The infectious disease specialist should attend to both standard infectious disease concerns regarding pregnant women and special issues related to HIV opportunistic infections. This includes surveillance for perineal Group B Streptococcus agalactae colonization, prior rubella and varicella exposure and immunization, maternal genital herpes simplex infection, and S. agalactae vaginal colonization. HIV-infected women with CD4 lymphocyte counts under the 100-200 range who are not taking toxoplasmosis prophylaxis may have maternal risk of toxoplasma infection. All pregnant women who are HIV-infected should avoid cats and cat litter.
Lewis also recommends that HIV-infected pregnant women avoid having an amniocentesis because that could increase the likelihood of transmitting HIV to the infant.
"We would recommend they don’t automatically go to an amniocentesis, because interrupting the bag of water significantly increases the risk that the baby would get HIV," Lewis says.
• Third-trimester care: At this point, the obstetrician discusses the importance of an elective cesarean section prior to labor for women who have HIV-RNA levels of greater than 1,000 virions, to reduce the risk of infecting the infant. The infectious disease specialist should obtain a 35-37 week HIV viral load test.
The obstetrician also might discuss with the woman the possibility of sterilization, possibly to accompany the cesarean. The obstetrician also should advise the woman to use infant formula and avoid breast-feeding.
Balancing health vs. bonding experience
"Breast-feeding is very strongly associated with the baby becoming infected," Lewis says. "In the United States, where we have alternate forms of nutrition for babies, I think increasing the risk to the baby’s health for the benefit of the maternal-infant bonding experience is probably not worth it."
The pediatrician and other team members should plan to have the antiretrovirals zidovudine, lamivudine, and nevirapine present at the birth in oral infant pediatric syrup formulations.
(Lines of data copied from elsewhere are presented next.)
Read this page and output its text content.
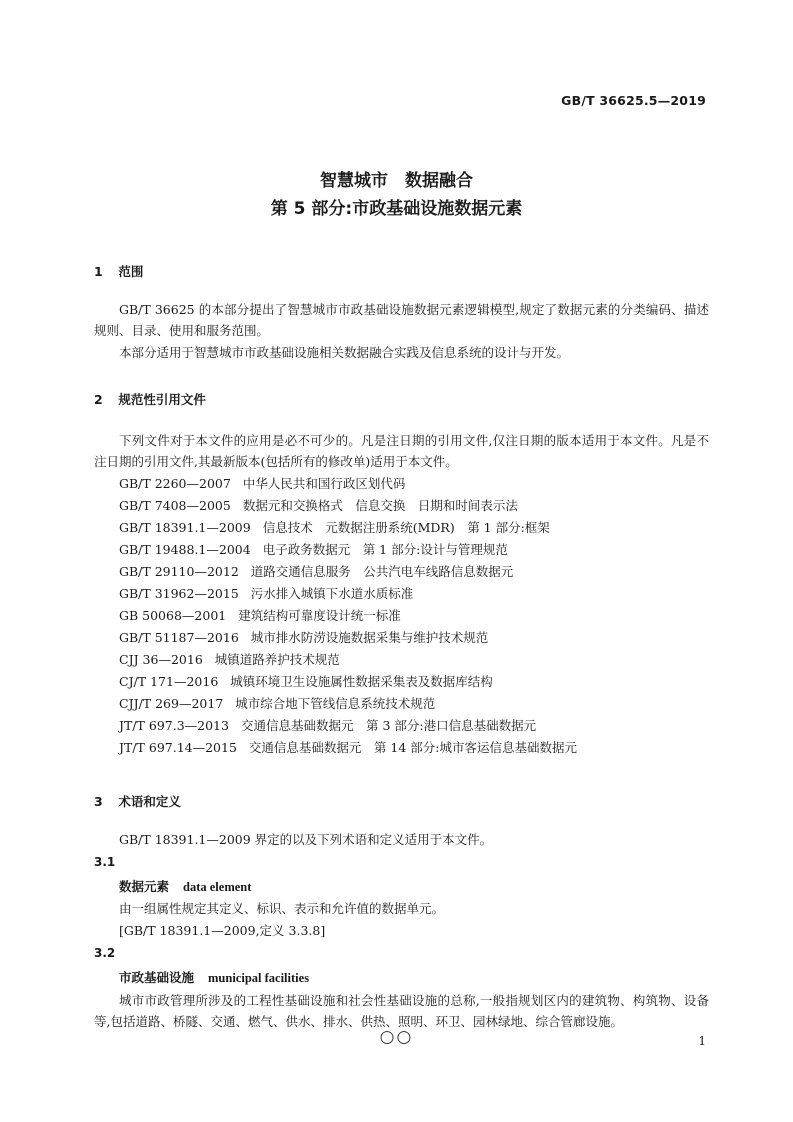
GB/T 36625.5—2019
智慧城市　数据融合
第 5 部分:市政基础设施数据元素
1 范围
GB/T 36625 的本部分提出了智慧城市市政基础设施数据元素逻辑模型,规定了数据元素的分类编码、描述规则、目录、使用和服务范围。
本部分适用于智慧城市市政基础设施相关数据融合实践及信息系统的设计与开发。
2 规范性引用文件
下列文件对于本文件的应用是必不可少的。凡是注日期的引用文件,仅注日期的版本适用于本文件。凡是不注日期的引用文件,其最新版本(包括所有的修改单)适用于本文件。
GB/T 2260—2007 中华人民共和国行政区划代码
GB/T 7408—2005 数据元和交换格式　信息交换　日期和时间表示法
GB/T 18391.1—2009 信息技术　元数据注册系统(MDR)　第 1 部分:框架
GB/T 19488.1—2004 电子政务数据元　第 1 部分:设计与管理规范
GB/T 29110—2012 道路交通信息服务　公共汽电车线路信息数据元
GB/T 31962—2015 污水排入城镇下水道水质标准
GB 50068—2001 建筑结构可靠度设计统一标准
GB/T 51187—2016 城市排水防涝设施数据采集与维护技术规范
CJJ 36—2016 城镇道路养护技术规范
CJ/T 171—2016 城镇环境卫生设施属性数据采集表及数据库结构
CJJ/T 269—2017 城市综合地下管线信息系统技术规范
JT/T 697.3—2013 交通信息基础数据元　第 3 部分:港口信息基础数据元
JT/T 697.14—2015 交通信息基础数据元　第 14 部分:城市客运信息基础数据元
3 术语和定义
GB/T 18391.1—2009 界定的以及下列术语和定义适用于本文件。
3.1
数据元素 data element
由一组属性规定其定义、标识、表示和允许值的数据单元。
[GB/T 18391.1—2009,定义 3.3.8]
3.2
市政基础设施 municipal facilities
城市市政管理所涉及的工程性基础设施和社会性基础设施的总称,一般指规划区内的建筑物、构筑物、设备等,包括道路、桥隧、交通、燃气、供水、排水、供热、照明、环卫、园林绿地、综合管廊设施。
○○	1
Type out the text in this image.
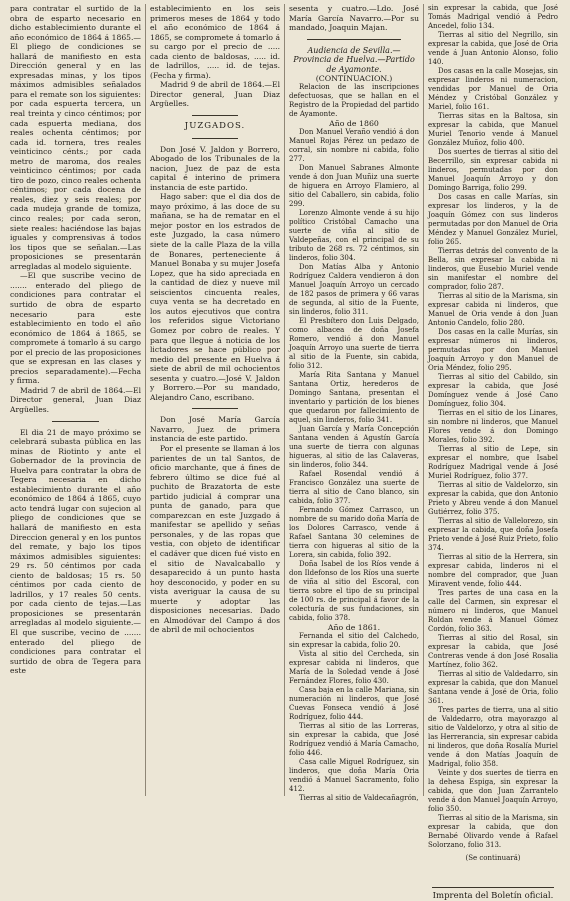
para contratar el surtido de la obra de esparto necesario en dicho establecimiento durante el año económico de 1864 á 1865.—El pliego de condiciones se hallará de manifiesto en esta Dirección general y en las expresadas minas, y los tipos máximos admisibles señalados para el remate son los siguientes: por cada espuerta tercera, un real treinta y cinco céntimos; por cada espuerta mediana, dos reales ochenta céntimos; por cada id. tornera, tres reales veinticinco cénts.; por cada metro de maroma, dos reales veinticinco céntimos; por cada tiro de pozo, cinco reales ochenta céntimos; por cada docena de reales, diez y seis reales; por cada mudeja grande de tomiza, cinco reales; por cada seron, siete reales: haciéndose las bajas iguales y comprensivas á todos los tipos que se señalan.—Las proposiciones se presentarán arregladas al modelo siguiente.

—El que suscribe vecino de ....... enterado del pliego de condiciones para contratar el surtido de obra de esparto necesario para este establecimiento en todo el año económico de 1864 á 1865, se compromete á tomarlo á su cargo por el precio de las proposiciones que se expresan en las clases y precios separadamente).—Fecha y firma.

Madrid 7 de abril de 1864.—El Director general, Juan Diaz Argüelles.

El dia 21 de mayo próximo se celebrará subasta pública en las minas de Riotinto y ante el Gobernador de la provincia de Huelva para contratar la obra de Tegera necesaria en dicho establecimiento durante el año económico de 1864 á 1865, cuyo acto tendrá lugar con sujecion al pliego de condiciones que se hallará de manifiesto en esta Direccion general y en los puntos del remate, y bajo los tipos máximos admisibles siguientes: 29 rs. 50 céntimos por cada ciento de baldosas; 15 rs. 50 céntimos por cada ciento de ladrillos, y 17 reales 50 cents. por cada ciento de tejas.—Las proposiciones se presentarán arregladas al modelo siguiente.—El que suscribe, vecino de ....... enterado del pliego de condiciones para contratar el surtido de obra de Tegera para este

establecimiento en los seis primeros meses de 1864 y todo el año económico de 1864 á 1865, se compromete á tomarlo á su cargo por el precio de ..... cada ciento de baldosas, ..... id. de ladrillos, ..... id. de tejas. (Fecha y firma).

Madrid 9 de abril de 1864.—El Director general, Juan Diaz Argüelles.

JUZGADOS.

Don José V. Jaldon y Borrero, Abogado de los Tribunales de la nacion, Juez de paz de esta capital é interino de primera instancia de este partido.

Hago saber: que el dia dos de mayo próximo, á las doce de su mañana, se ha de rematar en el mejor postor en los estrados de este Juzgado, la casa número siete de la calle Plaza de la villa de Bonares, perteneciente á Manuel Bonaba y su mujer Josefa Lopez, que ha sido apreciada en la cantidad de diez y nueve mil seiscientos cincuenta reales, cuya venta se ha decretado en los autos ejecutivos que contra los referidos sigue Victoriano Gomez por cobro de reales. Y para que llegue á noticia de los lictadores se hace público por medio del presente en Huelva á siete de abril de mil ochocientos sesenta y cuatro.—José V. Jaldon y Borrero.—Por su mandado, Alejandro Cano, escribano.

Don José María García Navarro, Juez de primera instancia de este partido.

Por el presente se llaman á los parientes de un tal Santos, de oficio marchante, que á fines de febrero último se dice fué al puchito de Brazatorta de este partido judicial á comprar una punta de ganado, para que comparezcan en este Juzgado á manifestar se apellido y señas personales, y de las ropas que vestia, con objeto de identificar el cadáver que dicen fué visto en el sitio de Navalcaballo y desaparecido á un punto hasta hoy desconocido, y poder en su vista averiguar la causa de su muerte y adoptar las disposiciones necesarias. Dado en Almodóvar del Campo á dos de abril de mil ochocientos

sesenta y cuatro.—Ldo. José María García Navarro.—Por su mandado, Joaquin Majan.

Audiencia de Sevilla.—Provincia de Huelva.—Partido de Ayamonte.

(CONTINUACION.)

Relacion de las inscripciones defectuosas, que se hallan en el Registro de la Propiedad del partido de Ayamonte.

Año de 1860

Don Manuel Veraño vendió á don Manuel Rojas Pérez un pedazo de corral, sin nombre ni cabida, folio 277.

Don Manuel Sabranes Almonte vende á don Juan Muñiz una suerte de higuera en Arroyo Flamiero, al sitio del Caballero, sin cabida, folio 299.

Lorenzo Almonte vende á su hijo político Cristóbal Camacho una suerte de viña al sitio de Valdepeñas, con el principal de su tributo de 268 rs. 72 céntimos, sin linderos, folio 304.

Don Matías Alba y Antonio Rodríguez Caldera vendieron á don Manuel Joaquín Arroyo un cercado de 182 pasos de primera y 66 varas de segunda, al sitio de la Fuente, sin linderos, folio 311.

El Presbítero don Luis Delgado, como albacea de doña Josefa Romero, vendió á don Manuel Joaquín Arroyo una suerte de tierra al sitio de la Fuente, sin cabida, folio 312.

María Rita Santana y Manuel Santana Ortiz, herederos de Domingo Santana, presentan el inventario y partición de los bienes que quedaron por fallecimiento de aquel, sin linderos, folio 341.

Juan García y María Concepción Santana venden á Agustín García una suerte de tierra con algunas higueras, al sitio de las Calaveras, sin linderos, folio 344.

Rafael Rosendal vendió á Francisco González una suerte de tierra al sitio de Cano blanco, sin cabida, folio 377.

Fernando Gómez Carrasco, un nombre de su marido doña María de los Dolores Carrasco, vende á Rafael Santana 30 celemines de tierra con higueras al sitio de la Lorera, sin cabida, folio 392.

Doña Isabel de los Ríos vende á don Ildefonso de los Ríos una suerte de viña al sitio del Escoral, con tierra sobre el tipo de su principal de 100 rs. de principal á favor de la colecturía de sus fundaciones, sin cabida, folio 378.

Año de 1861.

Fernanda el sitio del Calchedo, sin expresar la cabida, folio 20.

Vista al sitio del Cercheda, sin expresar cabida ni linderos, que María de la Soledad vende á José Fernández Flores, folio 430.

Casa baja en la calle Mariana, sin numeración ni linderos, que José Cuevas Fonseca vendió á José Rodríguez, folio 444.

Tierras al sitio de las Lorreras, sin expresar la cabida, que José Rodríguez vendió á María Camacho, folio 446.

Casa calle Miguel Rodríguez, sin linderos, que doña María Oria vendió á Manuel Sacramento, folio 412.

Tierras al sitio de Valdecañagrón,

sin expresar la cabida, que José Tomás Madrigal vendió á Pedro Ancedel, folio 134.

Tierras al sitio del Negrillo, sin expresar la cabida, que José de Oria vende á Juan Antonio Alonso, folio 140.

Dos casas en la calle Mosejas, sin expresar linderos ni numeracion, vendidas por Manuel de Oria Méndez y Cristóbal González y Mariel, folio 161.

Tierras sitas en la Baltosa, sin expresar la cabida, que Manuel Muriel Tenorio vende á Manuel González Muñoz, folio 400.

Dos suertes de tierras al sitio del Becerrillo, sin expresar cabida ni linderos, permutadas por don Manuel Joaquín Arroyo y don Domingo Barriga, folio 299.

Dos casas en calle Marías, sin expresar los linderos, y la de Joaquín Gómez con sus linderos permutadas por don Manuel de Oria Méndez y Manuel González Muriel, folio 265.

Tierras detrás del convento de la Bella, sin expresar la cabida ni linderos, que Eusebio Muriel vende sin manifestar el nombre del comprador, folio 287.

Tierras al sitio de la Marisma, sin expresar cabida ni linderos, que Manuel de Oria vende á don Juan Antonio Candelo, folio 280.

Dos casas en la calle Murías, sin expresar números ni linderos, permutadas por don Manuel Joaquín Arroyo y don Manuel de Oria Méndez, folio 295.

Tierras al sitio del Cabildo, sin expresar la cabida, que José Domínguez vende á José Cano Domínguez, folio 304.

Tierras en el sitio de los Linares, sin nombre ni linderos, que Manuel Flores vende á don Domingo Morales, folio 392.

Tierras al sitio de Lepe, sin expresar el nombre, que Isabel Rodríguez Madrigal vende á José Muriel Rodríguez, folio 377.

Tierras al sitio de Valdelorzo, sin expresar la cabida, que don Antonio Prieto y Abreu vende á don Manuel Gutiérrez, folio 375.

Tierras al sitio de Vallelorezo, sin expresar la cabida, que doña Josefa Prieto vende á José Ruiz Prieto, folio 374.

Tierras al sitio de la Herrera, sin expresar cabida, linderos ni el nombre del comprador, que Juan Miravent vende, folio 444.

Tres partes de una casa en la calle del Carmen, sin expresar el número ni linderos, que Manuel Roldan vende á Manuel Gómez Cordón, folio 363.

Tierras al sitio del Rosal, sin expresar la cabida, que José Contreras vende á don José Rosalia Martínez, folio 362.

Tierras al sitio de Valdedarro, sin expresar la cabida, que don Manuel Santana vende á José de Oria, folio 361.

Tres partes de tierra, una al sitio de Valdedarro, otra mayorazgo al sitio de Valdelorzo, y otra al sitio de las Herrerancia, sin expresar cabida ni linderos, que doña Rosalía Muriel vende á don Matías Joaquín de Madrigal, folio 358.

Veinte y dos suertes de tierra en la dehesa Espiga, sin expresar la cabida, que don Juan Zarrantelo vende á don Manuel Joaquín Arroyo, folio 350.

Tierras al sitio de la Marisma, sin expresar la cabida, que don Bernabé Olivardo vende á Rafael Solorzano, folio 313.

(Se continuará)

Imprenta del Boletín oficial.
The obstetrician also should have intravenous zidovudine available to administer during delivery, and the ID specialist should provide a single 200 mg dose of nevirapine to the woman on the morning of the planned cesarean.
Lewis recommends alerting the patient to some potential birth complications, such as problems with a small gestational age or decreased amniotic fluid volume. "So as the amniotic fluid around the baby goes down, the chance that the baby can suffer interfetal demise goes up," she says.
• Newborns: The birthing team should follow usual universal precautions and examine the newborn for mitochondria toxicity, birth defects, and other problems. The infant should be tested using a polymerase chain reaction (PCR) DNA test at six to eight weeks and again at five or six months. Because all babies born to HIV-infected women have positive ELISA HIV antibody tests, the PCR-DNA test is required, and the infant is considered negative after a second negative HIV test. All babies born to HIV-infected mothers should be prescribed sulfamethoxazole-trimethoprim for Pneumocystis carinii pneumonia prophylaxis until tests show that the baby is not infected with HIV.
Reference
1. Rhame F, Bodner S. "HIV Infection and Having A Baby Timeline." (Expected publication in 2001.)